Not easily deterred, Moran, then the head of a geo-tracking start-up, persisted and discovered the reason: His date had ruined, and unsuccessfully tried to remedy, the new manicure she had gotten in anticipation of their meeting.
At the time of the date in 2016, he in fact didn’t get it, but the moment also provided an epiphany of sorts. “I’m one of those people when they see things that are bad, I just start thinking of solutions,” Moran said. “And I just wondered why it couldn’t be automated. And that’s kind of how we got rolling.”

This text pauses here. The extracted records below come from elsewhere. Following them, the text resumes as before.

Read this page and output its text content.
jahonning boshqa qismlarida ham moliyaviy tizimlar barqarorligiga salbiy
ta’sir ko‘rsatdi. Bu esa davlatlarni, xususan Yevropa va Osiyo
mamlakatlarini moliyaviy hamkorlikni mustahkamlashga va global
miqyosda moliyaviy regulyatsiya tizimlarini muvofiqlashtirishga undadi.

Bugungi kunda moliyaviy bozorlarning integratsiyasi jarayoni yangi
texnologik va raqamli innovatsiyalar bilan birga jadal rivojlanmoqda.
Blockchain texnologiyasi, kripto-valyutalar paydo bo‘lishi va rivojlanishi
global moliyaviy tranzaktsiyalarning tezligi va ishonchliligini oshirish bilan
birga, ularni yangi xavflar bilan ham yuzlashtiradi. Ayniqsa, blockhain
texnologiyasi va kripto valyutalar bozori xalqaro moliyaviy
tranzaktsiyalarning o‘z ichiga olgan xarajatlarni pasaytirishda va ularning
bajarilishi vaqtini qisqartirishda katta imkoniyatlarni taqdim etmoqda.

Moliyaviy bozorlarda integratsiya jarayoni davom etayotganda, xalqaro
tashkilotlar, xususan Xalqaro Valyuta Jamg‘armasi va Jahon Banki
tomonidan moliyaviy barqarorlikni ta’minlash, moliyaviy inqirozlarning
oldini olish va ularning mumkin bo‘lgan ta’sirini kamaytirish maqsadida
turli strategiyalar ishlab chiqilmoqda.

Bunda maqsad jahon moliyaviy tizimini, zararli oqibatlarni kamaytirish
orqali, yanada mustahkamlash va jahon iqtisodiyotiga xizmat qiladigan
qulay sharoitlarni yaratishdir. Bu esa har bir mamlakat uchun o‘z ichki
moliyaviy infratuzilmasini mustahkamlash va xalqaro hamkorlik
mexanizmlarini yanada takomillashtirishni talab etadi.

He envisioned a robotic approach to manicures and began working on his idea that year, which morphed into the company Nimble.
The concept, which two other start-ups are separately working on, essentially seeks to offer a simple way to provide foolproof nail polish. The companies, Clockwork and Coral, in addition to Moran’s Nimble, have developed distinct technologies and different business models to offer customers a quick color change.
But don’t give up your regular appointment just yet. While all three companies have secured substantial outside financing, the devices are still being tested and altered before their full market debuts. And none of the three are offering a full salon-type manicure with shaping and buffing. Still, they could ultimately upend the growing nail care market.
As a market sector, manicures are a goal worth pursuing. Estimates peg the nail care market at close to $10 billion, and it could reach as high as $11.6 billion by 2027. While the size of the market for color alone has not been teased out, investors find it enticing.
As Julie Bornstein, the founder of the shopping app the Yes, who has invested in Clockwork, said, the idea resonated because manicures could be time-consuming: “I personally don’t like spending 40 minutes going to the nail salon.”
The technology incorporates some hardware — such as a robotic arm in some instances — to paint the nails, with software that relies on machine learning to distinguish a fingernail from the surrounding skin. Each company uses a different approach, yet essentially relies on the scanning of thousands of nail shapes to create a database.
Cameras within the devices take photos of the nails of the individual user, a process repeated each time a manicure is done even on the same person. During the development, all three have tried to minimize the number of moving parts and rely more on software, because moving parts can break down over time.
Clockwork is the first to hit the market, although in a limited way. Last Friday, the company opened in a store-front space in the Marina District of San Francisco, essentially a pop-up location expected to be open for at least six months.
Clients will pay $7.99 to test the device, which is slightly bigger than a microwave. The soft opening follows a 2019 test run in their office of a prior iteration with employees of Dropbox, where the Clockwork founders Renuka Apte and Aaron Feldstein first met.
Their tabletop device, destined for stores, offices, and apartment complexes, incorporates a mix of computer vision and artificial intelligence to paint nails.
Rather than use a robotic arm, their machine incorporates what’s known as a gantry, an older technology that relies on multiaxis movements to apply polish.